Let’s start with some rough numbers:

Editions ISBNs
ISBNdb - 30,851,787
Z-Library 11,783,153 3,581,309
Open Library 36,657,084 17,371,977

In both Z-Library/Libgen and Open Library there are many more books than unique ISBNs. Does that mean that lots of those books don’t have ISBNs, or is the ISBN metadata simply missing? We can probably answer this question with a combination of automated matching based on other attributes (title, author, publisher, etc), pulling in more data sources, and extracting ISBNs from the actual book scans themselves (in the case of Z-Library/Libgen).

How many of those ISBNs are unique? This is best illustrated with a Venn diagram:

To be more precise:

ISBNdb ∩ OpenLib 10,177,281
ISBNdb ∩ Zlib 2,308,259
Zlib ∩ OpenLib 1,837,598
ISBNdb ∩ Zlib ∩ OpenLib 1,534,342

We were surprised by how little overlap there is! ISBNdb has a huge amount of ISBNs that do not show up in either Z-Library or Open Library, and the same holds (to a smaller but still substantial degree) for the other two. This raises a lot of new questions. How much would automated matching help in tagging the books that were not tagged with ISBNs? Would there be a lot of matches and therefore increased overlap? Also, what would happen if we bring in a 4th or 5th dataset? How much overlap would we see then?

This does give us a starting point. We can now look at all the ISBNs that were not in the Z-Library dataset, and that do not match title/author fields either. That can give us a handle on preserving all the books in the world: first by scraping the internet for scans, then by going out in real life to scan books. The latter could even be crowd-funded, or driven by “bounties” from people who would like to see particular books digitized.

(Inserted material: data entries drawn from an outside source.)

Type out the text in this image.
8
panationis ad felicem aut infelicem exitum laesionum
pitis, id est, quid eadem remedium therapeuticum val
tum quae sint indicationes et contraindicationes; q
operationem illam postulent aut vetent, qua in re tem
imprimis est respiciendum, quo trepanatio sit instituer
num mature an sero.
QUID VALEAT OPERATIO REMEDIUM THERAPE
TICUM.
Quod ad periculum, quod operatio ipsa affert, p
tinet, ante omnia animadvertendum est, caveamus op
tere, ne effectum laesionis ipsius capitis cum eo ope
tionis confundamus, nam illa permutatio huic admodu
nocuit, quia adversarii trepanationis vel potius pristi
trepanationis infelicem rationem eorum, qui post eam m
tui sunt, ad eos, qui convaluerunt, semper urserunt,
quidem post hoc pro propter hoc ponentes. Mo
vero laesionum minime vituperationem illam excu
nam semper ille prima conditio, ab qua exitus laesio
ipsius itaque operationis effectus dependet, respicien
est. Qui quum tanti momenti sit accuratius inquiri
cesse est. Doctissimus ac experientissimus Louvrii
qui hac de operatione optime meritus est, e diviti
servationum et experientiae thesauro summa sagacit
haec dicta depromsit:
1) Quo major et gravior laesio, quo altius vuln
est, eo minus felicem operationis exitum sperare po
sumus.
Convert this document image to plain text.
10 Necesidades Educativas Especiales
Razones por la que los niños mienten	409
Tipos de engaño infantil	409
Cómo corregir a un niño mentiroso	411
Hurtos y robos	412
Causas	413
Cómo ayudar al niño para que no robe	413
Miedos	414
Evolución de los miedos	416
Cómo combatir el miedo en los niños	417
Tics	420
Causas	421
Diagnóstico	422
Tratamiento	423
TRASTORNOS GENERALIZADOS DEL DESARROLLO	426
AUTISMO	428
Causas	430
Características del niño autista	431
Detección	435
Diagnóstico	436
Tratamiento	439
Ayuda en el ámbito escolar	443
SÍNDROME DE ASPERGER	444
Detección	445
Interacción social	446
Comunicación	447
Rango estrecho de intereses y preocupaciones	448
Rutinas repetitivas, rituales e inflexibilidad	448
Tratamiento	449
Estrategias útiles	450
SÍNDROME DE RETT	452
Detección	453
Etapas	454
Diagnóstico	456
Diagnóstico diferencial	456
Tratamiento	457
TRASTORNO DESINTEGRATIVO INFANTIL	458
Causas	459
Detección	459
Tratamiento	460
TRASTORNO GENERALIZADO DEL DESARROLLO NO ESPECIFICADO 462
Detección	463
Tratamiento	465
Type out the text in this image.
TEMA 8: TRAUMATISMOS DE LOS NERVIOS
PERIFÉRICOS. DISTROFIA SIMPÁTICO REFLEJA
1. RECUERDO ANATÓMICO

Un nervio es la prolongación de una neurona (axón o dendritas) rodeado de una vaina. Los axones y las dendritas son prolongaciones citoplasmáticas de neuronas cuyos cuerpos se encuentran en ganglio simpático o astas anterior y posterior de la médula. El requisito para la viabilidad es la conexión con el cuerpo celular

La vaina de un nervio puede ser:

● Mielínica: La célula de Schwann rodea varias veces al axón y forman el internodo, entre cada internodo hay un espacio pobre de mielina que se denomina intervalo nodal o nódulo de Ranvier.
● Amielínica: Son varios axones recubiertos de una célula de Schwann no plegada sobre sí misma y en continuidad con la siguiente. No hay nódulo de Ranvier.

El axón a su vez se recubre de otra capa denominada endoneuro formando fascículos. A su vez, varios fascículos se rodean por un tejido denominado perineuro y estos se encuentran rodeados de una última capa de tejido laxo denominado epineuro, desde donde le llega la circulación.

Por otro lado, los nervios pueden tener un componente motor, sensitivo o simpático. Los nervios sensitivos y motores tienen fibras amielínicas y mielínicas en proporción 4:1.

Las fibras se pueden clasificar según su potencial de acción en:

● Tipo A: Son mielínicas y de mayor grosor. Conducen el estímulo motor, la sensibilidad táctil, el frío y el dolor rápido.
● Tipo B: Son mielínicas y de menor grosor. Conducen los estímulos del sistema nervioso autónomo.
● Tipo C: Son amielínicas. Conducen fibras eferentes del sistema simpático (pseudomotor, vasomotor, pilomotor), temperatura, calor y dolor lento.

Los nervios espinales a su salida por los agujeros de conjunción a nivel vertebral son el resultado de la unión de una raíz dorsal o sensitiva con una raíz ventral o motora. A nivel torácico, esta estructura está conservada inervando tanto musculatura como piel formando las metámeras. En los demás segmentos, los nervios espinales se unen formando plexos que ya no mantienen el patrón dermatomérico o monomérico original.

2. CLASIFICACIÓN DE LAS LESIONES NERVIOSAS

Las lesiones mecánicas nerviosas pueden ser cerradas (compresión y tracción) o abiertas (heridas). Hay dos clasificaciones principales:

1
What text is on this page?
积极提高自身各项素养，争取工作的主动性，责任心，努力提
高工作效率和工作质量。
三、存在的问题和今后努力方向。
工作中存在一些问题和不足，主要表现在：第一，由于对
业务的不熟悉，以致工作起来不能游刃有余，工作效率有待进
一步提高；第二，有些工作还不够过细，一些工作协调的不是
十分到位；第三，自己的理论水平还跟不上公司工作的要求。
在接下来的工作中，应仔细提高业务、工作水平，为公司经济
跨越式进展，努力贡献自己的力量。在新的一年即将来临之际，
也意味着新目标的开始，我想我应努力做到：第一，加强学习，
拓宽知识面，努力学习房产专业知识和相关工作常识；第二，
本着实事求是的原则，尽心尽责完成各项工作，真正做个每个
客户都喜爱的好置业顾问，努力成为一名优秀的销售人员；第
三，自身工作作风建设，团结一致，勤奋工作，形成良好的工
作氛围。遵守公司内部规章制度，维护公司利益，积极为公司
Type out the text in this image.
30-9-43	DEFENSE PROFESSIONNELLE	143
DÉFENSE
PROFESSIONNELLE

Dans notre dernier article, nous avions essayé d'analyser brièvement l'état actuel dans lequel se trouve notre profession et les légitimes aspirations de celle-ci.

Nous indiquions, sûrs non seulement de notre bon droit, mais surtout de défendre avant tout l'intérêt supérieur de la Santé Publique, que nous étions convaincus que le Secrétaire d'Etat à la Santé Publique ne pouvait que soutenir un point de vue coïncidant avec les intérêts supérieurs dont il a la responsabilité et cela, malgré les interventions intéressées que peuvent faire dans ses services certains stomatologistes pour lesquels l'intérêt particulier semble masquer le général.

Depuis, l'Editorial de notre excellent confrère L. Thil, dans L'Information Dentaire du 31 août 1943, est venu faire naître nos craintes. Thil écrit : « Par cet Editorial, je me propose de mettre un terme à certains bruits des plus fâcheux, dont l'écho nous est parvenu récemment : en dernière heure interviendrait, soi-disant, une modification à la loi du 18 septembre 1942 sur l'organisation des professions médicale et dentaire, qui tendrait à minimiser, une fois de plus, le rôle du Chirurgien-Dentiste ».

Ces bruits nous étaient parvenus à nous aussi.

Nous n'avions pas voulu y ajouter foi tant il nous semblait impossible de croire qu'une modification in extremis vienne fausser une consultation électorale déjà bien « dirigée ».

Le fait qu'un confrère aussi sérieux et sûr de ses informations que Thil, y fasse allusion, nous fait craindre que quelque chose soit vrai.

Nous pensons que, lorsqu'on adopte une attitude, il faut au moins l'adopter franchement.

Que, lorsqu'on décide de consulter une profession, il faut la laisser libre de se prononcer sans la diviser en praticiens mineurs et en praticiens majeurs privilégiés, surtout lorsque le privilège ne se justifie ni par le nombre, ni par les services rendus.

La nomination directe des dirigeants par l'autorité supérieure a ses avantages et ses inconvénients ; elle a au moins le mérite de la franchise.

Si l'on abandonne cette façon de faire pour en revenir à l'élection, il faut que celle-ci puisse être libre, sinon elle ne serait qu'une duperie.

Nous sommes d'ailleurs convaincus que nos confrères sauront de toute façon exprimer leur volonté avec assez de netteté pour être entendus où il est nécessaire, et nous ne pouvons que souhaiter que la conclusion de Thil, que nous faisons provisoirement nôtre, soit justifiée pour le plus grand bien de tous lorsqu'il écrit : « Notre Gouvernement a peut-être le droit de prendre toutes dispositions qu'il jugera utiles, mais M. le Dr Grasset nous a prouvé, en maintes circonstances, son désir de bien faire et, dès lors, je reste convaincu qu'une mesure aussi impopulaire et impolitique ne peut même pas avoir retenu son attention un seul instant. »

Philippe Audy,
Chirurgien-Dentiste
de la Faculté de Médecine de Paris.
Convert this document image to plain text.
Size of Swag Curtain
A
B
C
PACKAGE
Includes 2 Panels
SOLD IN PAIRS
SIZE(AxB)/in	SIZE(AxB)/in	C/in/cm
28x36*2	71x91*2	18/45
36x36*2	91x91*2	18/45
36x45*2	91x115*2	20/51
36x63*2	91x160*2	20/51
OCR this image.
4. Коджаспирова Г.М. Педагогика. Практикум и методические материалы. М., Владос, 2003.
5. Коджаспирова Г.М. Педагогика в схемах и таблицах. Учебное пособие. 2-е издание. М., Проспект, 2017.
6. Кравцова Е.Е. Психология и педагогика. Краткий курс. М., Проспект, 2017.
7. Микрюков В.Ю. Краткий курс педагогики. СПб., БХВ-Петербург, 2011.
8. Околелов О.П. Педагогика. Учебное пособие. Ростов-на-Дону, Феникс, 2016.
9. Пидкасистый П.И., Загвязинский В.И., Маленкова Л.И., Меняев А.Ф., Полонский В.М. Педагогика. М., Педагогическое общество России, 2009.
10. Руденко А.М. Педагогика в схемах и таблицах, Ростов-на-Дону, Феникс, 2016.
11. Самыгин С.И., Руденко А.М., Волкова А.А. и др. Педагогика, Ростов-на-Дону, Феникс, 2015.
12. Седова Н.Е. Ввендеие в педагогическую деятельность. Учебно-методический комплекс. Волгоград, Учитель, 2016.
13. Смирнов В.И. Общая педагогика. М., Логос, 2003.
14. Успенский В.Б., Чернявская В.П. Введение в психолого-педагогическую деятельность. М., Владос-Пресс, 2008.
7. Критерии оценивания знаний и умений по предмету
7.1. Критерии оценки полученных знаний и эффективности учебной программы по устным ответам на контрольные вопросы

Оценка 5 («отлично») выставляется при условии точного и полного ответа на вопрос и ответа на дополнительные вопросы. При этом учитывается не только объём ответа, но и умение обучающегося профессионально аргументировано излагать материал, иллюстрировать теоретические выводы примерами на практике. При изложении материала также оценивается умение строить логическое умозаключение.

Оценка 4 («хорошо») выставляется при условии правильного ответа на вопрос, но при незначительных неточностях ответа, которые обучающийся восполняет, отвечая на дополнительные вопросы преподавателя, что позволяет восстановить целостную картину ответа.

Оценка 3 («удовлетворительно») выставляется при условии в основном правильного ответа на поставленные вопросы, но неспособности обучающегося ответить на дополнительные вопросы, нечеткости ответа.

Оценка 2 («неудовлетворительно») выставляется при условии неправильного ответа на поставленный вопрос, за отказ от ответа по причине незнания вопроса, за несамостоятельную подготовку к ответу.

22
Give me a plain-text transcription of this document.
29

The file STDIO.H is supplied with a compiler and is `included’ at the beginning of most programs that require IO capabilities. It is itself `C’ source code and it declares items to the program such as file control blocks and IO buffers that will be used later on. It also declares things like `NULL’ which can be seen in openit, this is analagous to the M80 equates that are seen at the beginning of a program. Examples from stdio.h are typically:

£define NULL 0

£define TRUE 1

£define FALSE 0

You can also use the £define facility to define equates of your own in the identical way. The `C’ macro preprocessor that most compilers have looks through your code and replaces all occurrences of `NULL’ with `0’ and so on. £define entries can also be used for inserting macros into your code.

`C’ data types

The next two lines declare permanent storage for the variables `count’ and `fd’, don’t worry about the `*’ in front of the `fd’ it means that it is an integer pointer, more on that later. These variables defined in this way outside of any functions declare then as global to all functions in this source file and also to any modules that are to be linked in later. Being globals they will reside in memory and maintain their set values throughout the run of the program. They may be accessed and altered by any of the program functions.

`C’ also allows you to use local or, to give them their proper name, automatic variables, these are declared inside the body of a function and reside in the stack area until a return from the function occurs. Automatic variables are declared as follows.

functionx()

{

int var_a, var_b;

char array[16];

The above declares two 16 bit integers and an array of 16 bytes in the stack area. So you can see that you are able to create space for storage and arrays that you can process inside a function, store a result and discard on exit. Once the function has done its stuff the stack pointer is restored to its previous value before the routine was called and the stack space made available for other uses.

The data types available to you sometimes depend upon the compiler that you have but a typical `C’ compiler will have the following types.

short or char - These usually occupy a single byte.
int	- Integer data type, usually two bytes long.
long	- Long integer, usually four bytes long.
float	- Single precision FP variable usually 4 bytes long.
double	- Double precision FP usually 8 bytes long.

All that is a story for a different time.

If you want to help out with any of this — further analysis; scraping more metadata; finding more books; OCR’ing of books; doing this for other domains (eg papers, audiobooks, movies, tv shows, magazines) or even making some of this data available for things like ML / large language model training — please contact me (Twitter, Reddit). I’m nowadays also hanging out on the Discord of The Eye (IYKYK).

If you’re specifically interested in the data analysis, we are working on making our datasets and scripts available in a more easy to use format. It would be great if you could just fork a notebook and start playing with this.

Finally, if you want to support this work, please consider making a donation. This is an entirely volunteer-run operation, and your contribution makes a huge difference. Every bit helps. For now we take donations in crypto; see pilimi.org.

- Anna and the Pirate Library Mirror team (Twitter, Reddit)

1. For some reasonable definition of "forever". ;)
2. Of course, humanity’s written heritage is much more than books, especially nowadays. For the sake of this post and our recent releases we’re focusing on books, but our interests stretch further.
3. There is a lot more that can be said about Aaron Swartz, but we just wanted to mention him briefly, since he plays a pivotal part in this story. As time passes, more people might come across his name for the first time, and can subsequently dive into the rabbit hole themselves.